Tonight, after the theatre date, he was talking about where he wants to go together next week. He gave the address and said it was on the "East Side," and I said I thought it was on the West Side, but he might want to look it up. He adamantly said he knew it was on the East Side. I said I didn't think so, described the intersection at that particular East Side corner, and said why not go ahead and look it up? Nothing lost by doing that.
Well, he happened to have a paper with the place's address. He looked up the address. Then, in front of a couple of other people -- one of whom we both knew slightly -- he pronounced, "Yes, it **is** on the West Side -- just like I said." In other words, he took the words from me! Switched positions!

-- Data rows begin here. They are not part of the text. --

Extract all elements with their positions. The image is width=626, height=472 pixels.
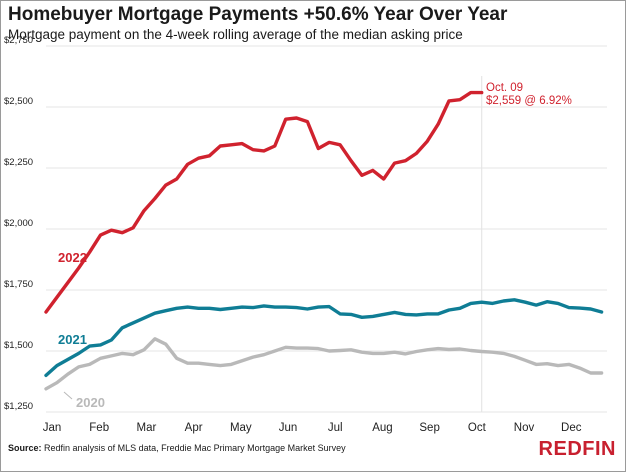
- annotation-label: Oct. 09: [486, 82, 523, 94]
- y-tick-label: $1,250: [4, 401, 33, 412]
- series-line-2020: [44, 337, 604, 391]
- x-tick-label: Feb: [89, 422, 109, 434]
- source-note: Source: Redfin analysis of MLS data, Fre…: [8, 443, 346, 453]
- x-tick-label: May: [230, 422, 252, 434]
- redfin-logo: REDFIN: [538, 438, 616, 460]
- series-label-2022: 2022: [58, 250, 87, 265]
- y-tick-label: $2,500: [4, 96, 33, 107]
- axis-layer: $1,250 $1,500 $1,750 $2,000 $2,250 $2,500 $2,7…: [4, 35, 582, 434]
- x-tick-label: Nov: [514, 422, 535, 434]
- x-tick-label: Jan: [43, 422, 62, 434]
- source-label: Source:: [8, 443, 42, 453]
- chart-subtitle: Mortgage payment on the 4-week rolling a…: [8, 27, 463, 42]
- y-tick-label: $1,500: [4, 340, 33, 351]
- x-tick-label: Jun: [279, 422, 298, 434]
- y-tick-label: $2,000: [4, 218, 33, 229]
- x-tick-label: Apr: [185, 422, 203, 434]
- source-text: Redfin analysis of MLS data, Freddie Mac…: [44, 443, 346, 453]
- chart-title: Homebuyer Mortgage Payments +50.6% Year …: [8, 4, 508, 25]
- series-label-2020: 2020: [76, 395, 105, 410]
- series-line-2022: [44, 90, 484, 314]
- y-tick-label: $1,750: [4, 279, 33, 290]
- x-tick-label: Dec: [561, 422, 582, 434]
- x-tick-label: Mar: [137, 422, 157, 434]
- grid-layer: [46, 45, 607, 413]
- annotation-label: $2,559 @ 6.92%: [486, 95, 572, 107]
- label-layer: 2022 2021 2020 Oct. 09$2,559 @ 6.92%: [58, 82, 572, 410]
- series-label-2021: 2021: [58, 332, 87, 347]
- x-tick-label: Sep: [419, 422, 439, 434]
- series-line-2021: [44, 298, 604, 378]
- x-tick-label: Aug: [372, 422, 392, 434]
- line-layer: [44, 90, 604, 391]
- x-tick-label: Oct: [468, 422, 487, 434]
- y-tick-label: $2,250: [4, 157, 33, 168]
- x-tick-label: Jul: [328, 422, 343, 434]
- series-label-leader: [63, 391, 73, 400]
- y-tick-label: $2,750: [4, 35, 33, 46]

This just absolutely floored me. He and I are both highly forgetful. We both just hate being this way. I think I hate being the way I am, more than he hates being forgetful. In other words, forgetfulness bothers me as a concept/condition more than it does him. He is less of a philosophical sort than I am. He'll get really angry and burned up about a **situation** like losing his keys, whereas if I lost my own keys, I'll see it as a symptom of aging and creeping forgetfulness.
So anyway, this was the first -- but I think probably not the last -- time this behavior on my Dear's part.
So I am wondering whether anyone here might offer any suggetions for me?
1. Should I just never talk to him about directions at all? Travel with a capital T has caused us problems in the past. We have been able to solve the problems so far, though, by reasoning that if we can't agree on a travel direction or mode of transportation [to our destination, that is], we'll just get to our mutual destination under our own steam and our own way. (We both take public transit, so that's easy.)
2. When my Dad had A.D. Mother said she learned in her A.D. support group "Never Argue." Daddy was a retired lawyer. How on earth Mother learned "never Argue" with such a man, I will never know. But she did. And she was his caregiver for 5 years.
Daddy argued about everything. For his whole life. As his daughter, guess what? I learned to argue! If challenged to argue, I respond with a counter argument. "I grew up on the witness stand," since Daddy was a lawyer, and later a judge.
S.O. also argues. Remember what he said: "Just like I said, it's on the West Side"? Prior to that, it was just a simple discussion. He turned it into a battleground y that simple remark!
To me, that was throwing down the gauntlet. How? By (1) stealing my position; (2) saying it was his position in the first place; (3) saying "I win, so you lose" in front of other people -- while using my knowledge to win with!
3. Lastly, would a language behavior like the one S.O. used this evening mean possible dementia? And if so, what now?
This is a long post -- I sure hope somebody can give me SOME info.